Michèle Pagel
Rats Roaches Pigeons People
Boltenstern.Raum
Feb 11th 2023 – Apr 8th 2023



Ausstellungstext

Der Haushalt gehört nicht allein den Menschen. Nur zwei Jahrtausende nach dem Errichten der wirtschaftlichen Hausordnung (oìkos: Haus, nomos: Gesetz) bemerkte man schon den eigenen Irrtum und schöpfte schnell aus der Ökonomie die Ökologie. Die ganze Welt ist seither ein Haus.

Was nicht eins ist und nicht ganz, das gilt als schrecklich. Wer will nicht ein glattes Ganzes sein, Apoll und Venus. Aber wir sind Mischwesen, Hybride, Basilisken, vielköpfige Ungeheuer – und das ist schrecklich, somit dürfen wir das nicht sein.

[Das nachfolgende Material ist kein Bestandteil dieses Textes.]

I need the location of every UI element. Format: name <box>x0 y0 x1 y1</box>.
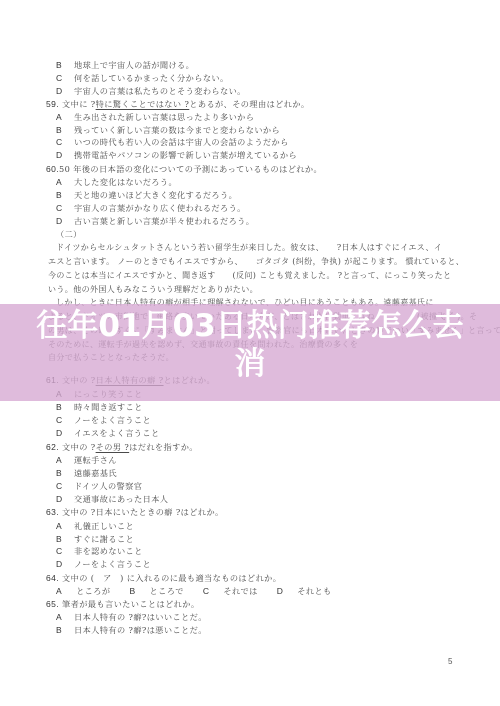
option-text: 何を話しているかまったく分からない。 <box>74 73 229 83</box>
q60-option-b: B天と地の違いほど大きく変化するだろう。 <box>56 190 237 201</box>
option-text: 大した変化はないだろう。 <box>74 177 177 187</box>
question-text: 文中の ?日本にいたときの癖 ?はどれか。 <box>62 507 224 517</box>
q63-option-b: Bすぐに謝ること <box>56 534 134 545</box>
option-text: ドイツ人の警察官 <box>74 481 142 491</box>
option-text: 宇宙人の言葉は私たちのとそう変わらない。 <box>74 86 246 96</box>
question-number: 64. <box>46 573 59 583</box>
question-number: 59. <box>46 99 59 109</box>
question-text: 50 年後の日本語の変化についての予測にあっているものはどれか。 <box>59 164 322 174</box>
option-letter: D <box>56 150 74 161</box>
option-letter: A <box>56 586 62 597</box>
passage-line: 今のことは本当にイエスですかと、聞き返す (反问) ことも覚えました。 ?と言っ… <box>48 270 451 281</box>
banner-title-line-2: 消 <box>0 345 500 383</box>
q65-option-b: B日本人特有の ?癖?は悪いことだ。 <box>56 625 207 636</box>
q60-option-d: D古い言葉と新しい言葉が半々使われるだろう。 <box>56 216 254 227</box>
q59-option-c: Cいつの時代も若い人の会話は宇宙人の会話のようだから <box>56 137 289 148</box>
option-text: 交通事故にあった日本人 <box>74 494 168 504</box>
question-prefix: 文中に ? <box>62 99 96 109</box>
q61-option-b: B時々聞き返すこと <box>56 402 143 413</box>
question-number: 63. <box>46 507 59 517</box>
option-letter: D <box>56 216 74 227</box>
option-text: 地球上で宇宙人の話が聞ける。 <box>74 60 194 70</box>
question-number: 62. <box>46 442 59 452</box>
option-text: 礼儀正しいこと <box>74 521 134 531</box>
option-letter: A <box>56 112 74 123</box>
page-number: 5 <box>448 657 452 666</box>
option-letter: D <box>56 559 74 570</box>
option-letter: B <box>56 625 74 636</box>
option-letter: A <box>56 455 74 466</box>
q60-option-c: C宇宙人の言葉がかなり広く使われるだろう。 <box>56 203 246 214</box>
option-letter: C <box>56 137 74 148</box>
option-text: いつの時代も若い人の会話は宇宙人の会話のようだから <box>74 137 289 147</box>
option-text: ところが <box>76 586 110 596</box>
passage-line: ドイツからセルシュタットさんという若い留学生が来日した。彼女は、 ?日本人はすぐ… <box>56 242 442 253</box>
q63-option-d: Dノーをよく言うこと <box>56 559 151 570</box>
question-suffix: とあるが、その理由はどれか。 <box>189 99 309 109</box>
option-letter: C <box>56 415 74 426</box>
q64-options-row: Aところが Bところで Cそれでは Dそれとも <box>56 586 348 597</box>
option-letter: B <box>56 125 74 136</box>
question-number: 65. <box>46 599 59 609</box>
option-text: それとも <box>297 586 331 596</box>
q65-option-a: A日本人特有の ?癖?はいいことだ。 <box>56 612 207 623</box>
option-text: 生み出された新しい言葉は思ったより多いから <box>74 112 254 122</box>
question-63: 63. 文中の ?日本にいたときの癖 ?はどれか。 <box>46 507 224 518</box>
option-letter: D <box>277 586 284 597</box>
option-text: 天と地の違いほど大きく変化するだろう。 <box>74 190 237 200</box>
q62-option-d: D交通事故にあった日本人 <box>56 494 168 505</box>
option-letter: B <box>56 190 74 201</box>
option-text: 宇宙人の言葉がかなり広く使われるだろう。 <box>74 203 246 213</box>
option-letter: C <box>203 586 210 597</box>
q61-option-d: Dイエスをよく言うこと <box>56 428 160 439</box>
option-letter: D <box>56 86 74 97</box>
option-text: 古い言葉と新しい言葉が半々使われるだろう。 <box>74 216 254 226</box>
passage-line: エスと言います。 ノーのときでもイエスですから、 ゴタゴタ (纠纷，争执) が起… <box>48 256 464 267</box>
q63-option-c: C非を認めないこと <box>56 546 143 557</box>
option-text: ところで <box>150 586 184 596</box>
section-label: （二） <box>56 229 82 240</box>
q62-option-b: B遠藤嘉基氏 <box>56 468 117 479</box>
question-suffix: はだれを指すか。 <box>129 442 198 452</box>
passage-line: いう。他の外国人もみなこういう理解だとありがたい。 <box>48 284 258 295</box>
q63-option-a: A礼儀正しいこと <box>56 521 134 532</box>
q62-option-a: A運転手さん <box>56 455 117 466</box>
question-prefix: 文中の ? <box>62 442 96 452</box>
option-letter: D <box>56 428 74 439</box>
option-letter: A <box>56 177 74 188</box>
q59-option-b: B残っていく新しい言葉の数は今までと変わらないから <box>56 125 280 136</box>
question-65: 65. 筆者が最も言いたいことはどれか。 <box>46 599 199 610</box>
option-letter: C <box>56 73 74 84</box>
banner-title: 往年01月03日热门推荐怎么去 消 <box>0 307 500 383</box>
question-60: 60.50 年後の日本語の変化についての予測にあっているものはどれか。 <box>46 164 322 175</box>
option-text: 日本人特有の ?癖?はいいことだ。 <box>74 612 207 622</box>
option-text: 時々聞き返すこと <box>74 402 143 412</box>
option-letter: B <box>56 534 74 545</box>
q62-option-c: Cドイツ人の警察官 <box>56 481 142 492</box>
q60-option-a: A大した変化はないだろう。 <box>56 177 177 188</box>
q59-option-a: A生み出された新しい言葉は思ったより多いから <box>56 112 254 123</box>
option-text: ノーをよく言うこと <box>74 559 151 569</box>
option-letter: B <box>56 60 74 71</box>
option-text: イエスをよく言うこと <box>74 428 160 438</box>
banner-title-line-1: 往年01月03日热门推荐怎么去 <box>0 307 500 345</box>
underlined-phrase: 特に驚くことではない ? <box>96 99 190 109</box>
option-letter: B <box>56 402 74 413</box>
option-text: 遠藤嘉基氏 <box>74 468 117 478</box>
option-letter: B <box>129 586 135 597</box>
option-text: すぐに謝ること <box>74 534 134 544</box>
question-number: 60. <box>46 164 59 174</box>
underlined-phrase: その男 ? <box>96 442 130 452</box>
q59-option-d: D携帯電話やパソコンの影響で新しい言葉が増えているから <box>56 150 297 161</box>
question-62: 62. 文中の ?その男 ?はだれを指すか。 <box>46 442 198 453</box>
option-text: 携帯電話やパソコンの影響で新しい言葉が増えているから <box>74 150 297 160</box>
q58-option-c: C何を話しているかまったく分からない。 <box>56 73 229 84</box>
option-letter: C <box>56 546 74 557</box>
q61-option-c: Cノーをよく言うこと <box>56 415 151 426</box>
option-letter: B <box>56 468 74 479</box>
option-letter: C <box>56 203 74 214</box>
option-letter: A <box>56 612 74 623</box>
question-text: 文中の ( ア ) に入れるのに最も適当なものはどれか。 <box>62 573 281 583</box>
option-text: 運転手さん <box>74 455 117 465</box>
option-text: それでは <box>223 586 257 596</box>
q58-option-b: B地球上で宇宙人の話が聞ける。 <box>56 60 194 71</box>
option-text: 日本人特有の ?癖?は悪いことだ。 <box>74 625 207 635</box>
q58-option-d: D宇宙人の言葉は私たちのとそう変わらない。 <box>56 86 246 97</box>
question-text: 筆者が最も言いたいことはどれか。 <box>62 599 199 609</box>
option-text: 残っていく新しい言葉の数は今までと変わらないから <box>74 125 280 135</box>
option-text: 非を認めないこと <box>74 546 143 556</box>
question-64: 64. 文中の ( ア ) に入れるのに最も適当なものはどれか。 <box>46 573 281 584</box>
option-text: ノーをよく言うこと <box>74 415 151 425</box>
question-59: 59. 文中に ?特に驚くことではない ?とあるが、その理由はどれか。 <box>46 99 310 110</box>
option-letter: A <box>56 521 74 532</box>
option-letter: C <box>56 481 74 492</box>
option-letter: D <box>56 494 74 505</box>
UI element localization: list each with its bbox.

In der Lobby des Repräsentantenhauses stehen die Delegierten vor einem Gemälde und diskutieren. Natürlich nicht über das Gemälde. – Auch nicht über das natürliche Vorkommen von Stimmen im Kopf. Sie wollen ein Haus bauen.

„…um dunkle Brunnenränder, die verwittern,
sich fröstelnd blaue Astern neigen.“ (Trakl)
Vielleicht brauchen wir gar keine Krankheiten, keine Katastrophen oder Kriege. Vielleicht verfallen wir sowieso.

Ein Haufen eigensinnig programmierter Zellen in einem Sumpf von Mikroben, der als Kreislauf von Verfall und Kompostierung auf einem unsichtbar kleinen Planeten vor sich geht. Um nicht ins Grübeln zu kommen, muss man Unwichtiges wichtig nehmen und sich reinhängen. Sind wir unsere eigene Hoffnung und das Erdöl von morgen? Nur nicht grübeln.

Dystopien haben wir bereits zur Genüge hinter uns. Ihre Hybride bestimmen unsere Gegenwart. Was da verwachsen, mutiert, emporgekommen ist, hat sich als Alltags-Figuren etabliert. Ausgeführt in Keramik, Stahl und Beton bergen die Skulpturen Allegorien dessen, was da alles aus der Vergangenheit ans Ufer der Gegenwart gespült wurde.